In Google+, internet celebrities are again competing based on the size of their follower count. But I wonder whether there’s going to be a different criterion by which posters compete for attention on G+ as people get used to the service.

Recently, Anil Dash wrote an excellent post about the responsibility of site owners to moderate the comments on their sites – If your website’s full of assholes , it’s your fault. Anil takes to task publishers of online news sites who allow their comments sections to fill with hostility and abuse. A year ago, Robert Niles made a similar point – sites need to take responsibility for their comments, and those that don’t want to invest in their comments should turn them off. The Tummelvision crew have been evangelizing the need and value of “tummelling, a word adapted from a Yiddish word for someone hired to MC a party, applied to facilitating conversation and engagement online.

In Google+, like blogs and unlike Twitter, each post becomes the anchor for a comment stream. A poster’s followers can chime in and discuss. Currently, G+ posters have a few basic tools to moderate their stream – they can remove comments, and report users who are adding spam or abuse.

Some high-profile posters have the hang of facilitating a conversation. They participate, interact with others, respond to points in the discussion, and to the tone of contributions. The participants in some threads are good conversationalists – they respond to each other. When they disagree, they’re polite. In other posters’ discussions, participants race to state their own opinion, and don’t interact with each other. Comments aren’t a conversation but a serial monolog. In some posters’ discussions, hostile comments such as personal attacks and sexist remarks are met with disapproval and warning, in other discussions they go by unremarked and continue.

Many have observed that one of the distinctive aspects of Google+ compared to other social media is engagement – participants share, +1, and comment more actively than on other sites. Will the quality of moderation and community become one of the factors that distinguishes posters to Google+? Will posters with better discussions gather more and better engagement over time?

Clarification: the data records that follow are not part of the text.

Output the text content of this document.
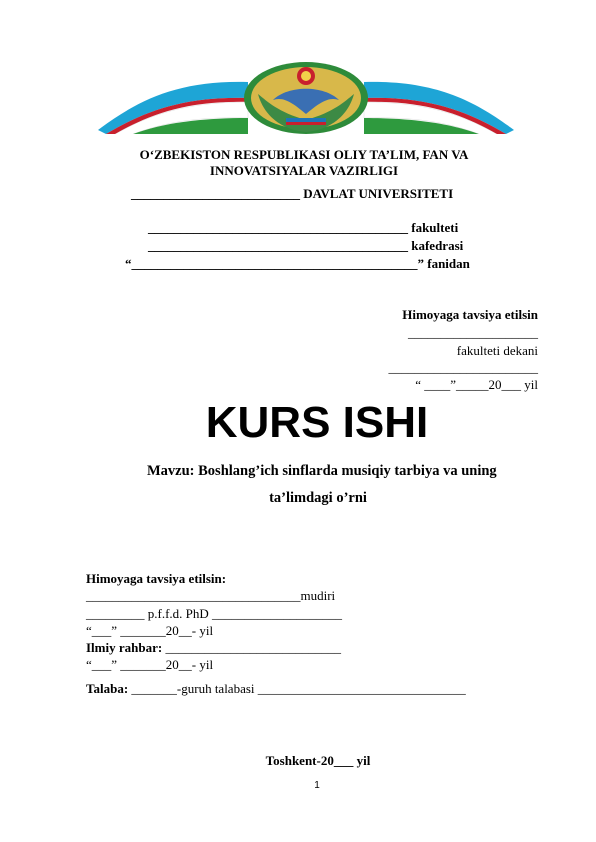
O‘ZBEKISTON RESPUBLIKASI OLIY TA’LIM, FAN VA
INNOVATSIYALAR VAZIRLIGI
__________________________ DAVLAT UNIVERSITETI
________________________________________ fakulteti
________________________________________ kafedrasi
“____________________________________________” fanidan
Himoyaga tavsiya etilsin
____________________
fakulteti dekani
_______________________
“ ____”_____20___ yil
KURS ISHI
Mavzu: Boshlang’ich sinflarda musiqiy tarbiya va uning
ta’limdagi o’rni
Himoyaga tavsiya etilsin:
_________________________________mudiri
_________ p.f.f.d. PhD ____________________
“___” _______20__- yil
Ilmiy rahbar: ___________________________
“___” _______20__- yil
Talaba: _______-guruh talabasi ________________________________
Toshkent-20___ yil
1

The quality of engagement certainly makes a difference to my online choices. I love Ta Nehisi Coates blog partly because of his fantastic writing and engagement with the topics he takes on, and in part because he’s attracted maybe the best comments section I’ve seen on the internet. As a moderator, he is not shy about using the ban hammer, and also holds high standards for posters on the site to respond to each other, not to straw man arguments, and to interact with respect. On Google+, I make choices about which threads to enter because of the style of the community I expect from the poster.

Will the quality of discussion become a more important factor for posters in Google+?

2 thoughts on “Competing on moderation”

  1. Adina –

    I think that Google+ will eventually be self-limiting in part due to the limitations that people have on adequately monitoring the quality of the comments on their threads. In the absence of tools to manage spammers and trolls, comment threads tend towards chaos. I think you’ll find that as the population of Google+ enlarges towards the size of the entire net, that it will start to attract opportunists who will be parasitic on the largest voices and start to clobber the quality of the “engagement” that they have.

    Broadcast media like Twitter already have part of this problem with spammers hijacking threads and at-replies, and there’s no reason to believe that the same population won’t take every opportunity to colonize Google+ with the same set of techniques.

  2. The thing is, it is easier for trolls to affect a celebrity’s community than an ordinary or micro-famous person. I wonder whether some celebrities will learn to handle the crowds and thrive, while others will lose following because they can’t handle the crowds. The question is will problems with celebrities chase away the rest of us, or whether we’ll be fine without their noise. I actually feel pretty confident with Google’s ability to handle spammers (as opposed to trolls). They do a great job with gmail and I expect they’ll extend those chops in G+.